C.- Le 5 juin 1963, la Cour d'appel du Tribunal cantonal fribourgeois a rejeté l'exception en application de l'art. 60 al. 1 CO.
D.- Le défendeur recourt en réforme contre cet arrêt. Il persiste à prétendre que l'action est prescrite. L'intimé propose le rejet du recours.
Considérant en droit:
1. Le recours est recevable. L'arrêt attaqué est une décision préjudicielle prise séparément.
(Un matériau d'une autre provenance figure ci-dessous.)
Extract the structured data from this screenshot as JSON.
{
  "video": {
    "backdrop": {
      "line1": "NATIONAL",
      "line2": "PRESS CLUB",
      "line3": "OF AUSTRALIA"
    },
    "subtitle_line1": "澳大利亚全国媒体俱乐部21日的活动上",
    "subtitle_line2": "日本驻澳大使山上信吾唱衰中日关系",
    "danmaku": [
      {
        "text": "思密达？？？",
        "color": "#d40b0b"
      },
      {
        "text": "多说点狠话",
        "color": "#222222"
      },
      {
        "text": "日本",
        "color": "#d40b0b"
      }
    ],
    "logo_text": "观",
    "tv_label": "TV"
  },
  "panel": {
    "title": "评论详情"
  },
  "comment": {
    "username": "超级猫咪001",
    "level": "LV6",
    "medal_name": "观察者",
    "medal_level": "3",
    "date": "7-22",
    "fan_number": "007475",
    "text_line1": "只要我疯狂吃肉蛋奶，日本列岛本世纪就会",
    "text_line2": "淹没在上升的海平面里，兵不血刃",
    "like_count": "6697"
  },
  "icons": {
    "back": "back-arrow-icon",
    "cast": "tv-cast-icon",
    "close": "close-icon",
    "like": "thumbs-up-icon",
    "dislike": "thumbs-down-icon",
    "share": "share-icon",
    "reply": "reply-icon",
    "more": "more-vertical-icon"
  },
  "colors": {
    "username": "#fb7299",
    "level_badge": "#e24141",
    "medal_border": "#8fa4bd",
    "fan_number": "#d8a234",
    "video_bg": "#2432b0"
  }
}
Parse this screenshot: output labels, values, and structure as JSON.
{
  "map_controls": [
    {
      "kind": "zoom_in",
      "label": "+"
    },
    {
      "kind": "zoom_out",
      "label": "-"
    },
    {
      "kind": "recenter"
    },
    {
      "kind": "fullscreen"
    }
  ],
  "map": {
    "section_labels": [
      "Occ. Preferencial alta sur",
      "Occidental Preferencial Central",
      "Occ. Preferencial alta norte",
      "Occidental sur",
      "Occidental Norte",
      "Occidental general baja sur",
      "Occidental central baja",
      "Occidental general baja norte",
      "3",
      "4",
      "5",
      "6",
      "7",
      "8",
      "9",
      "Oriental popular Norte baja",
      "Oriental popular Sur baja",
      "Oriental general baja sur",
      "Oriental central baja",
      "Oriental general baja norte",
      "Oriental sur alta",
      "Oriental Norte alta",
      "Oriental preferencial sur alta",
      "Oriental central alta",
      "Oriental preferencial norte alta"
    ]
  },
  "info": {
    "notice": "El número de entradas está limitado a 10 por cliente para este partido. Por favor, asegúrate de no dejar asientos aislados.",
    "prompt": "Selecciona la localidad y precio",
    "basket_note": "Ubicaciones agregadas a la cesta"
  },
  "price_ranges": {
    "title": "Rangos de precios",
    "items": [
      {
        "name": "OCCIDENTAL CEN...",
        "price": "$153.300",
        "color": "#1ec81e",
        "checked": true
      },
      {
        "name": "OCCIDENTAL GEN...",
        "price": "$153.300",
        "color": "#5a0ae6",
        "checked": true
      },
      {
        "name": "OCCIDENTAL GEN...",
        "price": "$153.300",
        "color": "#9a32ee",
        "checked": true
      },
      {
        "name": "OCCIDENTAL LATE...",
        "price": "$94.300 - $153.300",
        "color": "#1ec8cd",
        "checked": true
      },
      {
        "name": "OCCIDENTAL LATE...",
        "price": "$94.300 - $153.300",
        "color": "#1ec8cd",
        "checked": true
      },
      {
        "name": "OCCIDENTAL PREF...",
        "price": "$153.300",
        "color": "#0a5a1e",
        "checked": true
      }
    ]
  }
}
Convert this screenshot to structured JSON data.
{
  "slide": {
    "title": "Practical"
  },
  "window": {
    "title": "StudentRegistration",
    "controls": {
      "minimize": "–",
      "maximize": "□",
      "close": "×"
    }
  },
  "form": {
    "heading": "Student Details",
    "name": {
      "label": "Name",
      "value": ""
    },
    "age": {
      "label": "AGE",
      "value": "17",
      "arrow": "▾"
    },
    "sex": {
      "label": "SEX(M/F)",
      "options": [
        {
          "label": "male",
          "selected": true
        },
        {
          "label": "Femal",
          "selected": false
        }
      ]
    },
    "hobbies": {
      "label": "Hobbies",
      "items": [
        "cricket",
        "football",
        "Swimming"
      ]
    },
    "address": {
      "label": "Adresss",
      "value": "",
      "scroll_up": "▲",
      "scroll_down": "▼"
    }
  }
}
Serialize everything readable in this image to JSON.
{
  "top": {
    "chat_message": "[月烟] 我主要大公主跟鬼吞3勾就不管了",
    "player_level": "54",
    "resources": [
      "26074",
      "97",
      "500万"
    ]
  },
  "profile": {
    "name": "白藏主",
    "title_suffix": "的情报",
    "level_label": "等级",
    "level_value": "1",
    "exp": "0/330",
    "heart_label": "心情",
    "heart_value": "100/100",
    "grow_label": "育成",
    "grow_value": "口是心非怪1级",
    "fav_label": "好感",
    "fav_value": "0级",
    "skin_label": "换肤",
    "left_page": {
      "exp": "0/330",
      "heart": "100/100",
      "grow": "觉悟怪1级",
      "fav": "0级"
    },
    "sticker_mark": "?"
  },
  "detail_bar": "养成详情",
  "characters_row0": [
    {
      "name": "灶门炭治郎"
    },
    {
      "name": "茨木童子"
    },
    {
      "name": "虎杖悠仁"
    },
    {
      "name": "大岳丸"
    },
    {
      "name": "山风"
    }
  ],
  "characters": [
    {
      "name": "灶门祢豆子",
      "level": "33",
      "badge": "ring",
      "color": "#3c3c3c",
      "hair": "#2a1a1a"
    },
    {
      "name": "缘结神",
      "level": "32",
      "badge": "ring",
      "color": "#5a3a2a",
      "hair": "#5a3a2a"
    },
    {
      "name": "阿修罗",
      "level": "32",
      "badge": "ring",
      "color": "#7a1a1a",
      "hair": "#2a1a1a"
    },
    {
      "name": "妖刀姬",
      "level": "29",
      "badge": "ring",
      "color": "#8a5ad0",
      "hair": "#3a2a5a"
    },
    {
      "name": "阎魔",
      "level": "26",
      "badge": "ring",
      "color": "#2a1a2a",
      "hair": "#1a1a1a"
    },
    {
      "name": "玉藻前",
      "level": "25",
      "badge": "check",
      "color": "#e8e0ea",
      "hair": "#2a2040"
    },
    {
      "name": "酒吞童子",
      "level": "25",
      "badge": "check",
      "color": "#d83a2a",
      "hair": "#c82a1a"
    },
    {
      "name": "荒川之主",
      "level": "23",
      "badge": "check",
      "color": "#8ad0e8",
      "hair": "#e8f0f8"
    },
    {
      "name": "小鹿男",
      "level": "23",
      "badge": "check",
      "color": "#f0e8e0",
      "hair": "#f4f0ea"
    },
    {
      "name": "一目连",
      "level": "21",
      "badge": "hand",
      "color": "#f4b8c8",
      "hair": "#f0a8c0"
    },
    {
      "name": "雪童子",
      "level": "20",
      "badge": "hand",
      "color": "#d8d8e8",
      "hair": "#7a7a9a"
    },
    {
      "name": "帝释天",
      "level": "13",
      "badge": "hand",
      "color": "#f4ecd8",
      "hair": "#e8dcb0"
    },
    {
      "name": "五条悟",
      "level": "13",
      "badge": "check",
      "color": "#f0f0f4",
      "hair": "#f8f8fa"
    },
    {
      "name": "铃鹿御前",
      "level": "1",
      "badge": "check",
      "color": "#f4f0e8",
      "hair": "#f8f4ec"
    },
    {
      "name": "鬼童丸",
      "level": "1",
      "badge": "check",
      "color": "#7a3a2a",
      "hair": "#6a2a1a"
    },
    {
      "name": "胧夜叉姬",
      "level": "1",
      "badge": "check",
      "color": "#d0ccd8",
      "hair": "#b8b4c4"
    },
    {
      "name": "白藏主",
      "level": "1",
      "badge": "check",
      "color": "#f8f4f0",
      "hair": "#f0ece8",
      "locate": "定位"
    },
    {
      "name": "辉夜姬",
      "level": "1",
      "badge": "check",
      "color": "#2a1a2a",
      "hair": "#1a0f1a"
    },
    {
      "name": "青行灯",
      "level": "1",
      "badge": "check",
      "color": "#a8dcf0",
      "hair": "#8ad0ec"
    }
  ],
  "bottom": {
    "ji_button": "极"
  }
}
Si le Tribunal fédéral admet l'exception de prescription rejetée par la Cour cantonale, il provoquera immédiatement une décision finale et rendra inutile une procédure probatoire dont la durée et les frais seraient élevés (art. 50 al. 1 OJ; RO 74 II 93; 82 II 170/171; 85 II 12).
2. Aux termes de l'art. 60 al. 1 CO, l'action en dommages-intérêts ou en paiement d'une somme d'argent à titre de réparation morale se prescrit par un an à compter du jour où la partie lésée a eu connaissance du dommage ainsi que de la personne qui en est l'auteur.
a) En principe, le dommage doit être considéré comme un tout, non comme la somme de divers préjudices distincts pour lesquels courraient des délais de prescription différents (RO 74 II 370; v. en outre RO 43 II 319). Il suit de là, en l'espèce, que la Cour cantonale a examiné avec raison les éléments de la demande dans leur ensemble.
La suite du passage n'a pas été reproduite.